A recent SurePayroll survey found that 36 percent of small businesses said they'd use an alternative lender compared to only 13 percent two years ago.
Willing to lend: "They're willing to provide capital to small businesses," says Ty Kiisel, author of "Getting a Business Loan" (Apress; $24.99) and director of content marketing at South Jordan, Utah-based Lendio.
Banks are generally more stringent and "want borrowers with a low-risk profile, really good credit scores and collateral," he explains.
That's why many firms have turned to alternative lending options, although it's more expensive capital compared to traditional bank loans, and it's not regulated by the federal government, says Kiisel.

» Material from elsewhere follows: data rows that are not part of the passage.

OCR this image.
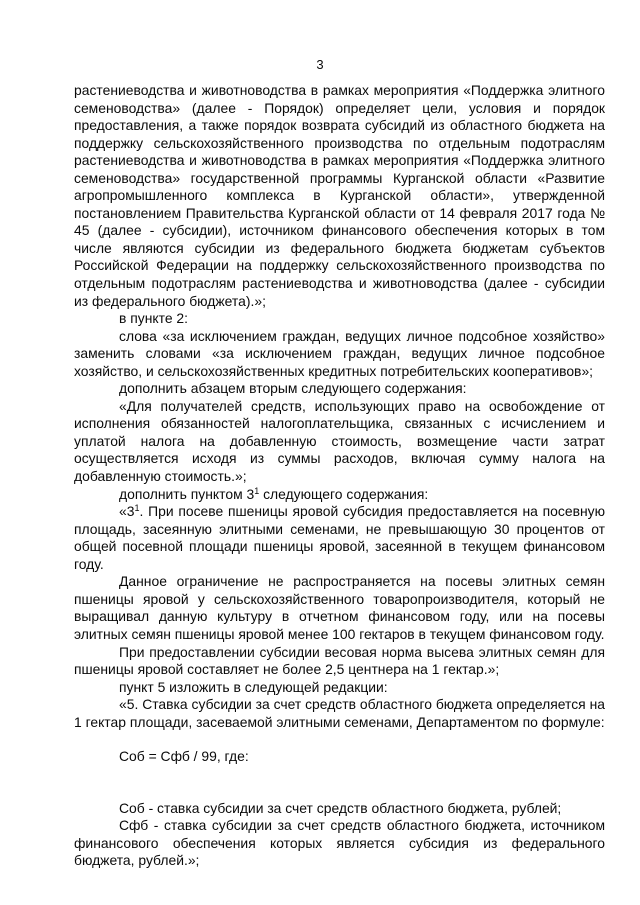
3

растениеводства и животноводства в рамках мероприятия «Поддержка элитного семеноводства» (далее - Порядок) определяет цели, условия и порядок предоставления, а также порядок возврата субсидий из областного бюджета на поддержку сельскохозяйственного производства по отдельным подотраслям растениеводства и животноводства в рамках мероприятия «Поддержка элитного семеноводства» государственной программы Курганской области «Развитие агропромышленного комплекса в Курганской области», утвержденной постановлением Правительства Курганской области от 14 февраля 2017 года № 45 (далее - субсидии), источником финансового обеспечения которых в том числе являются субсидии из федерального бюджета бюджетам субъектов Российской Федерации на поддержку сельскохозяйственного производства по отдельным подотраслям растениеводства и животноводства (далее - субсидии из федерального бюджета).»;

в пункте 2:

слова «за исключением граждан, ведущих личное подсобное хозяйство» заменить словами «за исключением граждан, ведущих личное подсобное хозяйство, и сельскохозяйственных кредитных потребительских кооперативов»;

дополнить абзацем вторым следующего содержания:

«Для получателей средств, использующих право на освобождение от исполнения обязанностей налогоплательщика, связанных с исчислением и уплатой налога на добавленную стоимость, возмещение части затрат осуществляется исходя из суммы расходов, включая сумму налога на добавленную стоимость.»;

дополнить пунктом $3^1$ следующего содержания:

«$3^1$. При посеве пшеницы яровой субсидия предоставляется на посевную площадь, засеянную элитными семенами, не превышающую 30 процентов от общей посевной площади пшеницы яровой, засеянной в текущем финансовом году.

Данное ограничение не распространяется на посевы элитных семян пшеницы яровой у сельскохозяйственного товаропроизводителя, который не выращивал данную культуру в отчетном финансовом году, или на посевы элитных семян пшеницы яровой менее 100 гектаров в текущем финансовом году.

При предоставлении субсидии весовая норма высева элитных семян для пшеницы яровой составляет не более 2,5 центнера на 1 гектар.»;

пункт 5 изложить в следующей редакции:

«5. Ставка субсидии за счет средств областного бюджета определяется на 1 гектар площади, засеваемой элитными семенами, Департаментом по формуле:

Соб = Сфб / 99, где:

Соб - ставка субсидии за счет средств областного бюджета, рублей;

Сфб - ставка субсидии за счет средств областного бюджета, источником финансового обеспечения которых является субсидия из федерального бюджета, рублей.»;
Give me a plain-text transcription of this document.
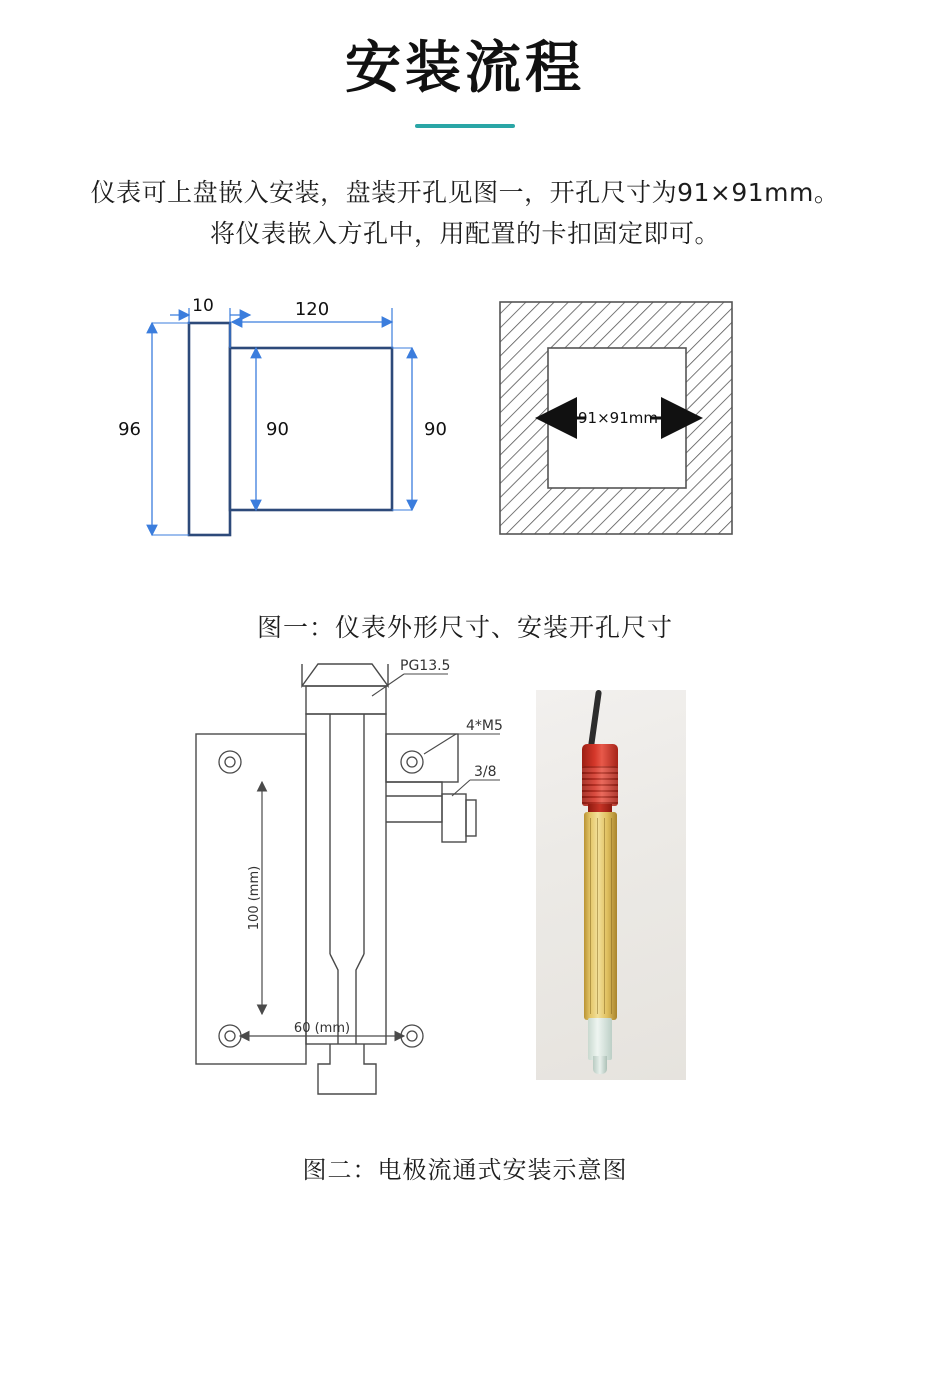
安装流程
仪表可上盘嵌入安装，盘装开孔见图一，开孔尺寸为91×91mm。
将仪表嵌入方孔中，用配置的卡扣固定即可。
10	120
96	90	90
91×91mm
图一：仪表外形尺寸、安装开孔尺寸
PG13.5
4*M5
3/8
100 (mm)
60 (mm)
图二：电极流通式安装示意图
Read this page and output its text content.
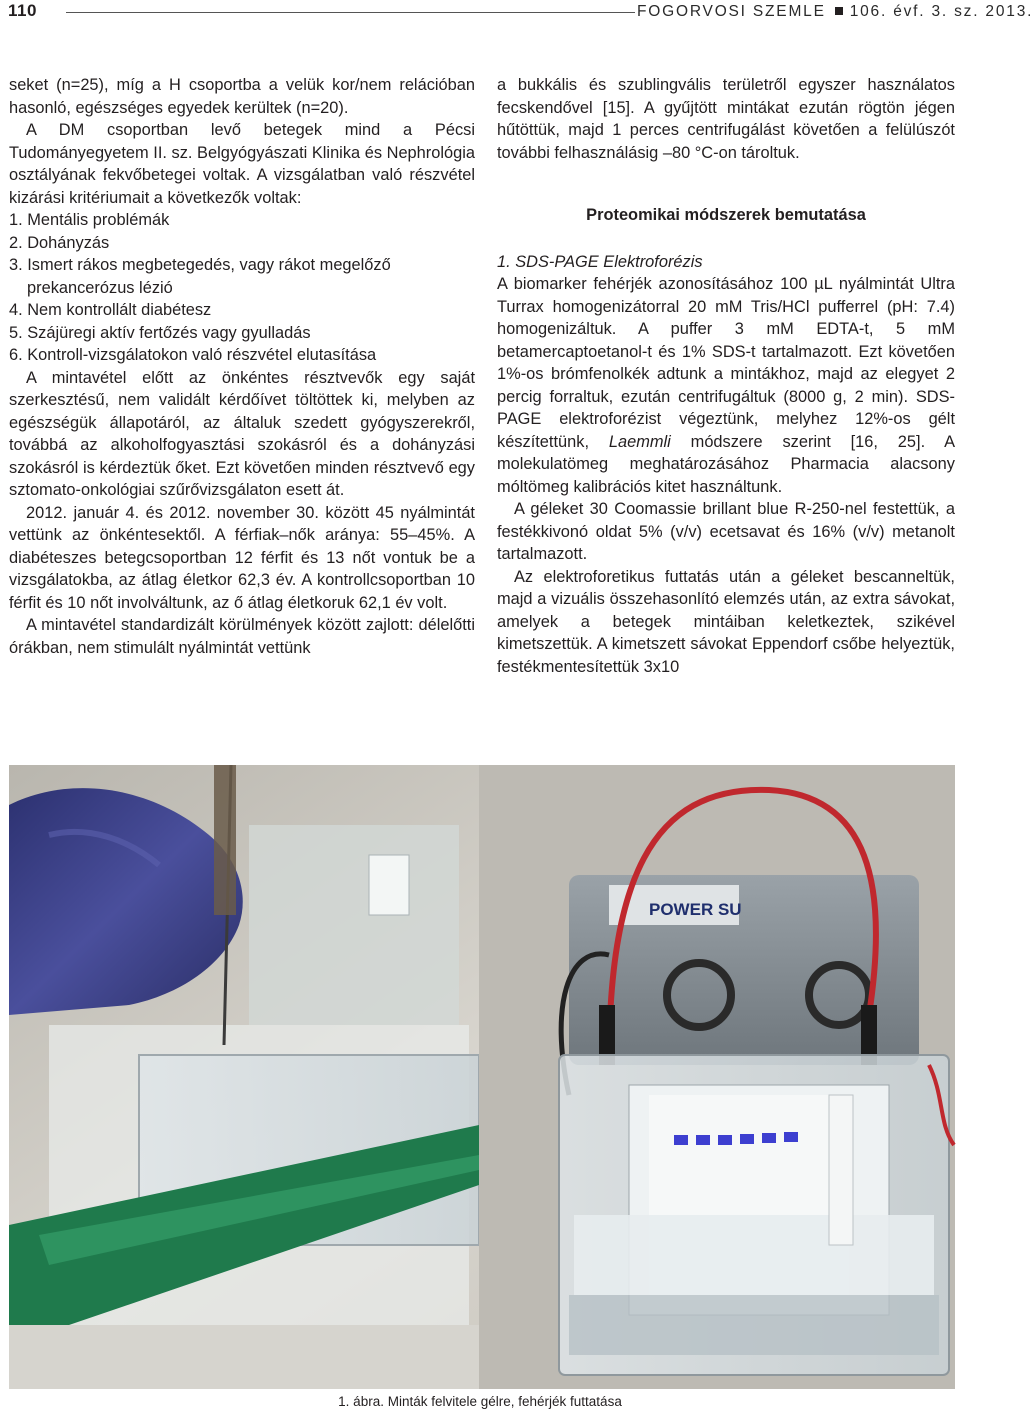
110	FOGORVOSI SZEMLE 106. évf. 3. sz. 2013.

seket (n=25), míg a H csoportba a velük kor/nem relációban hasonló, egészséges egyedek kerültek (n=20).

A DM csoportban levő betegek mind a Pécsi Tudományegyetem II. sz. Belgyógyászati Klinika és Nephrológia osztályának fekvőbetegei voltak. A vizsgálatban való részvétel kizárási kritériumait a következők voltak:

1. Mentális problémák
2. Dohányzás
3. Ismert rákos megbetegedés, vagy rákot megelőző prekancerózus lézió
4. Nem kontrollált diabétesz
5. Szájüregi aktív fertőzés vagy gyulladás
6. Kontroll-vizsgálatokon való részvétel elutasítása

A mintavétel előtt az önkéntes résztvevők egy saját szerkesztésű, nem validált kérdőívet töltöttek ki, melyben az egészségük állapotáról, az általuk szedett gyógyszerekről, továbbá az alkoholfogyasztási szokásról és a dohányzási szokásról is kérdeztük őket. Ezt követően minden résztvevő egy sztomato-onkológiai szűrővizsgálaton esett át.

2012. január 4. és 2012. november 30. között 45 nyálmintát vettünk az önkéntesektől. A férfiak–nők aránya: 55–45%. A diabéteszes betegcsoportban 12 férfit és 13 nőt vontuk be a vizsgálatokba, az átlag életkor 62,3 év. A kontrollcsoportban 10 férfit és 10 nőt involváltunk, az ő átlag életkoruk 62,1 év volt.

A mintavétel standardizált körülmények között zajlott: délelőtti órákban, nem stimulált nyálmintát vettünk

a bukkális és szublingvális területről egyszer használatos fecskendővel [15]. A gyűjtött mintákat ezután rögtön jégen hűtöttük, majd 1 perces centrifugálást követően a felülúszót további felhasználásig –80 °C-on tároltuk.

Proteomikai módszerek bemutatása
1. SDS-PAGE Elektroforézis

A biomarker fehérjék azonosításához 100 µL nyálmintát Ultra Turrax homogenizátorral 20 mM Tris/HCl pufferrel (pH: 7.4) homogenizáltuk. A puffer 3 mM EDTA-t, 5 mM betamercaptoetanol-t és 1% SDS-t tartalmazott. Ezt követően 1%-os brómfenolkék adtunk a mintákhoz, majd az elegyet 2 percig forraltuk, ezután centrifugáltuk (8000 g, 2 min). SDS-PAGE elektroforézist végeztünk, melyhez 12%-os gélt készítettünk, Laemmli módszere szerint [16, 25]. A molekulatömeg meghatározásához Pharmacia alacsony móltömeg kalibrációs kitet használtunk.

A géleket 30 Coomassie brillant blue R-250-nel festettük, a festékkivonó oldat 5% (v/v) ecetsavat és 16% (v/v) metanolt tartalmazott.

Az elektroforetikus futtatás után a géleket bescanneltük, majd a vizuális összehasonlító elemzés után, az extra sávokat, amelyek a betegek mintáiban keletkeztek, szikével kimetszettük. A kimetszett sávokat Eppendorf csőbe helyeztük, festékmentesítettük 3x10

POWER SU
1. ábra. Minták felvitele gélre, fehérjék futtatása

Davis paid about a 19 percent markup on his six-month loan. So for the $12,000, he'll have paid $14,250 by the time it's paid off in September. A typical bank loan carries a 5 percent to 7 percent interest rate, say experts.
OnDeck deducts a fixed, daily payment directly from Nesberrys' business bank account each business day, which equated to about $75 daily for Davis, who estimates a 50 percent revenue increase thanks to the new equipment purchases.
Crunch the numbers: Still, borrowers need to crunch the numbers to make sure they know what they're getting into, says Ami Kassar, founder of Ambler, Pennsylvania-based MultiFunding LLC, which connects small businesses to sources of financing.
"Think about what it's going to cost you and can you afford it," says Kassar. "They need to have a good plan on how to work their way out of the loan."
Also, be aware if there's a prepayment penalty, and understand if the lender is going to file a lien on your business assets, he notes.
OnDeck loans are backed by a personal guarantee, and in most cases a lien is filed on the assets of the business, according to Andrea Gellert, OnDeck's senior vice president of marketing.
Loans range from $5,000 to $250,000, with the average at about $40,000, and the average length is six to nine months, she says. Since 2007, OnDeck has doled out more than $1 billion in loans.
Despite the appeal, you must do your homework, says Ronni Rosen, senior business adviser at the Small Business Development Center at Stony Brook University.
Check with the Better Business Bureau and attorney general's office of the lender's home state to see if there are any complaints, she advises.